ERROR nextflow.processor.TaskProcessor - Error executing process > 'NFCORE_RNASEQ:RNASEQ:PREPARE_GENOME:MAKE_TRANSCRIPTS_FASTA (rsem/Panopea-generosa-v1.0.fa)'
Caused by:
Process `NFCORE_RNASEQ:RNASEQ:PREPARE_GENOME:MAKE_TRANSCRIPTS_FASTA (rsem/Panopea-generosa-v1.0.fa)` terminated with an error exit status (255)
Command executed:
rsem-prepare-reference \
--gtf Panopea-generosa-v1.0_genes.gtf \
--num-threads 28 \
\
rsem/Panopea-generosa-v1.0.fa \
rsem/genome
cp rsem/genome.transcripts.fa .
cat <<-END_VERSIONS > versions.yml
"NFCORE_RNASEQ:RNASEQ:PREPARE_GENOME:MAKE_TRANSCRIPTS_FASTA":
rsem: $(rsem-calculate-expression --version | sed -e "s/Current version: RSEM v//g")
star: $(STAR --version | sed -e "s/STAR_//g")
END_VERSIONS
Command exit status:
255
Command output:
rsem-extract-reference-transcripts rsem/genome 0 Panopea-generosa-v1.0_genes.gtf None 0 rsem/Panopea-generosa-v1.0.fa
"rsem-extract-reference-transcripts rsem/genome 0 Panopea-generosa-v1.0_genes.gtf None 0 rsem/Panopea-generosa-v1.0.fa" failed! Plase check if you provide correct parameters/options for the pipeline!
Command error:
The GTF file might be corrupted!
Stop at line : Scaffold_02 GenSAS_5d82b316cd298-trnascan transcript 27467 27541 38.1 . . transcript_id "21513.GS22252506.PGEN_.tRNA00000001"; gene_id "21513.GS22252506.PGEN_.tRNA00000001"; Name "Thr"; anti_codon "CGT"; gene_no "1376";Solution:
As it turns out, this wasn’t an issue with the pipeline, it’s really an issue with how RSEM handles GTF strand parsing.
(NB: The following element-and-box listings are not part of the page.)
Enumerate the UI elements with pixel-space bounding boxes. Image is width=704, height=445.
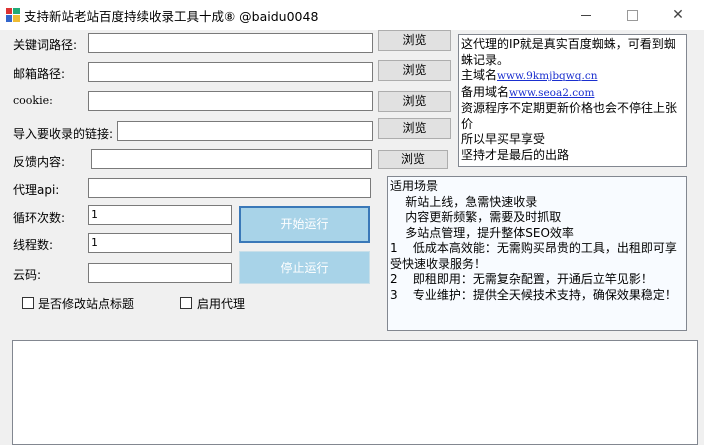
- backup-domain-link[interactable]: www.seoa2.com: [509, 87, 594, 99]
- thread-count-input[interactable]: 1: [88, 233, 232, 253]
- loop-count-label: 循环次数:: [13, 211, 66, 225]
- close-icon: ✕: [672, 7, 684, 23]
- links-input[interactable]: [117, 121, 373, 141]
- info-line: 这代理的IP就是真实百度蜘蛛，可看到蜘蛛记录。: [461, 37, 676, 67]
- email-path-label: 邮箱路径:: [13, 67, 66, 81]
- scenario-title: 适用场景: [390, 179, 439, 193]
- modify-title-label: 是否修改站点标题: [38, 297, 135, 311]
- email-path-input[interactable]: [88, 62, 373, 82]
- keyword-path-label: 关键词路径:: [13, 38, 78, 52]
- info-textbox[interactable]: 这代理的IP就是真实百度蜘蛛，可看到蜘蛛记录。 主域名www.9kmjbqwq.…: [458, 34, 687, 167]
- cookie-input[interactable]: [88, 91, 373, 111]
- feedback-input[interactable]: [91, 149, 372, 169]
- maximize-button[interactable]: [609, 0, 655, 30]
- loop-count-input[interactable]: 1: [88, 205, 232, 225]
- info-line: 资源程序不定期更新价格也会不停往上张价: [461, 101, 678, 131]
- minimize-icon: [581, 14, 591, 16]
- captcha-label: 云码:: [13, 268, 42, 282]
- modify-title-checkbox[interactable]: [22, 297, 34, 309]
- browse-cookie-button[interactable]: 浏览: [378, 91, 451, 112]
- browse-keyword-button[interactable]: 浏览: [378, 30, 451, 51]
- scenario-point: 3 专业维护：提供全天候技术支持，确保效果稳定！: [390, 287, 677, 302]
- scenario-point: 1 低成本高效能：无需购买昂贵的工具，出租即可享受快速收录服务！: [390, 241, 677, 271]
- window-title: 支持新站老站百度持续收录工具十成⑧ @baidu0048: [24, 9, 319, 24]
- info-line: 坚持才是最后的出路: [461, 147, 570, 162]
- info-main-domain-prefix: 主域名: [461, 68, 498, 82]
- minimize-button[interactable]: [563, 0, 609, 30]
- maximize-icon: [626, 9, 638, 21]
- info-main-domain: 主域名www.9kmjbqwq.cn: [461, 68, 684, 85]
- proxy-api-label: 代理api:: [13, 183, 60, 197]
- links-label: 导入要收录的链接:: [13, 127, 114, 141]
- scenario-line: 多站点管理，提升整体SEO效率: [390, 225, 574, 240]
- feedback-label: 反馈内容:: [13, 155, 66, 169]
- scenario-textbox[interactable]: 适用场景 新站上线，急需快速收录 内容更新频繁，需要及时抓取 多站点管理，提升整…: [387, 176, 687, 331]
- keyword-path-input[interactable]: [88, 33, 373, 53]
- captcha-input[interactable]: [88, 263, 232, 283]
- title-bar: 支持新站老站百度持续收录工具十成⑧ @baidu0048 ✕: [0, 0, 704, 30]
- enable-proxy-label: 启用代理: [197, 297, 246, 311]
- info-backup-domain: 备用域名www.seoa2.com: [461, 85, 684, 102]
- scenario-line: 内容更新频繁，需要及时抓取: [390, 210, 562, 224]
- browse-feedback-button[interactable]: 浏览: [378, 150, 448, 169]
- start-button[interactable]: 开始运行: [239, 206, 370, 243]
- info-backup-domain-prefix: 备用域名: [461, 84, 510, 99]
- close-button[interactable]: ✕: [655, 0, 701, 30]
- stop-button[interactable]: 停止运行: [239, 251, 370, 284]
- app-icon: [6, 8, 20, 22]
- thread-count-label: 线程数:: [13, 238, 54, 252]
- log-textbox[interactable]: [12, 340, 698, 445]
- browse-links-button[interactable]: 浏览: [378, 118, 451, 139]
- browse-email-button[interactable]: 浏览: [378, 60, 451, 81]
- info-line: 所以早买早享受: [461, 132, 546, 146]
- scenario-point: 2 即租即用：无需复杂配置，开通后立竿见影！: [390, 272, 653, 286]
- scenario-line: 新站上线，急需快速收录: [390, 194, 538, 209]
- cookie-label: cookie:: [13, 94, 53, 107]
- enable-proxy-checkbox[interactable]: [180, 297, 192, 309]
- main-domain-link[interactable]: www.9kmjbqwq.cn: [497, 70, 597, 82]
- proxy-api-input[interactable]: [88, 178, 371, 198]
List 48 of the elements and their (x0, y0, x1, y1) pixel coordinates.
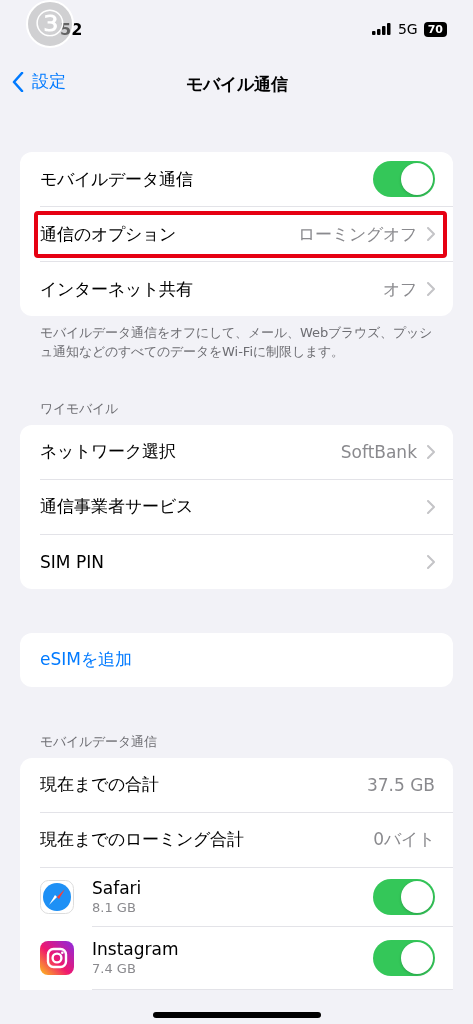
back-button[interactable]: 設定 (12, 70, 66, 93)
settings-row[interactable]: 現在までの合計 37.5 GB (20, 757, 453, 813)
row-detail: 8.1 GB (92, 900, 137, 916)
toggle-switch[interactable] (373, 878, 435, 915)
toggle-switch[interactable] (373, 161, 435, 197)
row-value: ローミングオフ (298, 222, 417, 246)
settings-row[interactable]: モバイルデータ通信 (20, 152, 453, 207)
row-label: 現在までの合計 (40, 773, 160, 797)
toggle-switch[interactable] (373, 939, 435, 976)
row-value: オフ (383, 277, 417, 301)
chevron-right-icon (427, 499, 435, 514)
row-label: Instagram (92, 939, 180, 960)
settings-row[interactable]: 現在までのローミング合計 0バイト (20, 812, 453, 868)
chevron-right-icon (427, 444, 435, 459)
row-value: SoftBank (340, 441, 417, 462)
row-value: 37.5 GB (366, 774, 435, 795)
settings-row[interactable]: 通信事業者サービス (20, 479, 453, 535)
settings-row[interactable]: eSIMを追加 (20, 632, 453, 687)
row-label: モバイルデータ通信 (40, 167, 194, 191)
section-header: モバイルデータ通信 (39, 732, 158, 751)
settings-row[interactable]: Instagram 7.4 GB (20, 926, 453, 990)
settings-row[interactable]: Safari 8.1 GB (20, 867, 453, 927)
chevron-right-icon (427, 282, 435, 296)
row-label: ネットワーク選択 (40, 440, 177, 464)
signal-icon (371, 23, 392, 35)
settings-row[interactable]: ネットワーク選択 SoftBank (20, 424, 453, 480)
settings-row[interactable]: SIM PIN (20, 534, 453, 589)
battery-level: 70 (423, 21, 447, 37)
row-label: eSIMを追加 (40, 648, 133, 672)
chevron-right-icon (427, 227, 435, 241)
row-detail: 7.4 GB (92, 961, 137, 977)
row-label: インターネット共有 (40, 277, 194, 301)
page-title: モバイル通信 (185, 72, 288, 96)
row-label: 通信事業者サービス (40, 495, 194, 519)
settings-row[interactable]: 通信のオプション ローミングオフ (20, 207, 453, 262)
row-label: 現在までのローミング合計 (40, 828, 245, 852)
compass-icon (40, 880, 74, 915)
chevron-right-icon (427, 554, 435, 569)
section-header: ワイモバイル (39, 399, 119, 418)
section-footer: モバイルデータ通信をオフにして、メール、Webブラウズ、プッシュ通知などのすべてのデータをWi-Fiに制限します。 (0, 316, 473, 362)
row-label: SIM PIN (40, 551, 105, 572)
camera-icon (40, 941, 74, 976)
row-value: 0バイト (373, 828, 435, 852)
row-label: 通信のオプション (40, 222, 177, 246)
network-type: 5G (397, 21, 418, 37)
settings-row[interactable]: インターネット共有 オフ (20, 262, 453, 316)
chevron-left-icon (12, 71, 24, 92)
row-label: Safari (92, 878, 143, 899)
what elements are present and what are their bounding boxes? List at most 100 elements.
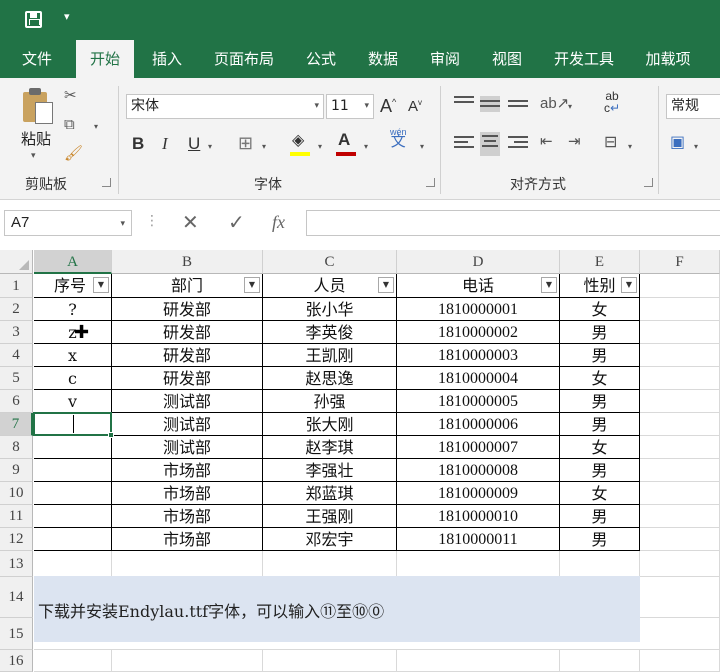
tab-developer[interactable]: 开发工具	[546, 40, 622, 78]
align-left-icon[interactable]	[454, 136, 474, 152]
cancel-icon[interactable]: ✕	[182, 210, 199, 235]
formula-bar-grip-icon[interactable]: ⋮	[145, 212, 159, 229]
row-header-5[interactable]: 5	[0, 367, 33, 390]
align-middle-icon[interactable]	[480, 96, 500, 112]
name-box[interactable]: A7 ▾	[4, 210, 132, 236]
cell-b5[interactable]: 研发部	[112, 367, 263, 390]
row-header-8[interactable]: 8	[0, 436, 33, 459]
cell-f16[interactable]	[640, 650, 720, 672]
cell-d13[interactable]	[397, 551, 560, 577]
cell-f15[interactable]	[640, 618, 720, 650]
cell-b9[interactable]: 市场部	[112, 459, 263, 482]
tab-add-ins[interactable]: 加载项	[630, 40, 706, 78]
cell-f3[interactable]	[640, 321, 720, 344]
cell-e7[interactable]: 男	[560, 413, 640, 436]
formula-input[interactable]	[306, 210, 720, 236]
filter-dropdown-icon[interactable]: ▼	[244, 277, 260, 293]
copy-dropdown-icon[interactable]: ▾	[94, 122, 98, 131]
wrap-text-icon[interactable]: ab c↵	[604, 90, 620, 114]
cell-d12[interactable]: 1810000011	[397, 528, 560, 551]
paste-button[interactable]: 粘贴	[21, 128, 51, 149]
cell-a12[interactable]	[34, 528, 112, 551]
cell-c13[interactable]	[263, 551, 397, 577]
cell-b2[interactable]: 研发部	[112, 298, 263, 321]
cell-d8[interactable]: 1810000007	[397, 436, 560, 459]
cell-a3[interactable]: z	[34, 321, 112, 344]
filter-dropdown-icon[interactable]: ▼	[541, 277, 557, 293]
paste-dropdown-icon[interactable]: ▾	[31, 150, 36, 161]
row-header-16[interactable]: 16	[0, 650, 33, 672]
cell-a9[interactable]	[34, 459, 112, 482]
cell-e16[interactable]	[560, 650, 640, 672]
increase-indent-icon[interactable]: ⇥	[568, 132, 581, 150]
cell-c11[interactable]: 王强刚	[263, 505, 397, 528]
tab-insert[interactable]: 插入	[138, 40, 196, 78]
column-header-d[interactable]: D	[397, 250, 560, 274]
cell-c5[interactable]: 赵思逸	[263, 367, 397, 390]
cell-b6[interactable]: 测试部	[112, 390, 263, 413]
select-all-button[interactable]	[0, 250, 33, 274]
cell-f14[interactable]	[640, 577, 720, 618]
row-header-4[interactable]: 4	[0, 344, 33, 367]
row-header-13[interactable]: 13	[0, 551, 33, 577]
cell-f12[interactable]	[640, 528, 720, 551]
filter-dropdown-icon[interactable]: ▼	[93, 277, 109, 293]
phonetic-dropdown-icon[interactable]: ▾	[420, 142, 424, 151]
cell-d16[interactable]	[397, 650, 560, 672]
row-header-11[interactable]: 11	[0, 505, 33, 528]
cell-a5[interactable]: c	[34, 367, 112, 390]
column-header-a[interactable]: A	[34, 250, 112, 274]
cell-f7[interactable]	[640, 413, 720, 436]
cell-d3[interactable]: 1810000002	[397, 321, 560, 344]
copy-icon[interactable]: ⧉	[64, 116, 75, 133]
italic-button[interactable]: I	[162, 134, 168, 154]
row-header-14[interactable]: 14	[0, 577, 33, 618]
cell-b16[interactable]	[112, 650, 263, 672]
grow-font-button[interactable]: A^	[380, 96, 396, 117]
cell-b12[interactable]: 市场部	[112, 528, 263, 551]
orientation-dropdown-icon[interactable]: ▾	[568, 102, 572, 111]
cell-c8[interactable]: 赵李琪	[263, 436, 397, 459]
number-format-combo[interactable]: 常规	[666, 94, 720, 119]
orientation-icon[interactable]: ab↗	[540, 94, 569, 112]
save-icon[interactable]	[25, 11, 42, 28]
cell-b4[interactable]: 研发部	[112, 344, 263, 367]
cell-f6[interactable]	[640, 390, 720, 413]
font-color-dropdown-icon[interactable]: ▾	[364, 142, 368, 151]
underline-button[interactable]: U	[188, 134, 200, 154]
cell-e5[interactable]: 女	[560, 367, 640, 390]
merge-center-icon[interactable]: ⊟	[604, 132, 617, 152]
cell-d1[interactable]: 电话 ▼	[397, 274, 560, 298]
cell-c16[interactable]	[263, 650, 397, 672]
tab-view[interactable]: 视图	[478, 40, 536, 78]
column-header-c[interactable]: C	[263, 250, 397, 274]
cell-c3[interactable]: 李英俊	[263, 321, 397, 344]
row-header-10[interactable]: 10	[0, 482, 33, 505]
tab-page-layout[interactable]: 页面布局	[206, 40, 282, 78]
cell-e13[interactable]	[560, 551, 640, 577]
cell-b7[interactable]: 测试部	[112, 413, 263, 436]
cell-a16[interactable]	[34, 650, 112, 672]
cell-b3[interactable]: 研发部	[112, 321, 263, 344]
row-header-1[interactable]: 1	[0, 274, 33, 298]
format-painter-icon[interactable]: 🖌	[64, 144, 83, 162]
shrink-font-button[interactable]: Av	[408, 98, 422, 115]
cell-a6[interactable]: v	[34, 390, 112, 413]
cut-icon[interactable]: ✂	[64, 86, 77, 104]
paste-icon[interactable]	[21, 88, 55, 124]
fill-handle[interactable]	[108, 432, 114, 438]
cell-e4[interactable]: 男	[560, 344, 640, 367]
clipboard-launcher-icon[interactable]	[102, 178, 111, 187]
row-header-2[interactable]: 2	[0, 298, 33, 321]
accounting-format-icon[interactable]: ▣	[670, 132, 685, 152]
cell-a8[interactable]	[34, 436, 112, 459]
cell-d9[interactable]: 1810000008	[397, 459, 560, 482]
customize-qat-icon[interactable]: ▾	[64, 10, 70, 23]
fill-color-icon[interactable]: ◈	[292, 130, 304, 150]
cell-d6[interactable]: 1810000005	[397, 390, 560, 413]
filter-dropdown-icon[interactable]: ▼	[378, 277, 394, 293]
cell-e10[interactable]: 女	[560, 482, 640, 505]
row-header-7[interactable]: 7	[0, 413, 33, 436]
cell-e11[interactable]: 男	[560, 505, 640, 528]
cell-a1[interactable]: 序号 ▼	[34, 274, 112, 298]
Even though the GFF spec indicates that strand column can be one of +, -, ., or ?, RSEM only parses for + or -. And, as it turns out, our genome GFF has some . for strand info. Looking through our “merged” GenSAS GFF, it turns out there are two sets of annotations that only have . for strand info (GenSAS_5d82b316cd298-trnascan & RNAmmer-1.2). So, the decision needed to be made if we should convert these sets strands to an “artificial” value (e.g. set all of them to +), or eliminate them from the input GFF. I ended up converting GenSAS_5d82b316cd298-trnascan strand to + and eliminated RNAmmer-1.2 from the final input GFF.
Overall, it was a bit of an arduos process, but it’s all running now… Will update if I encounter any more hurdles.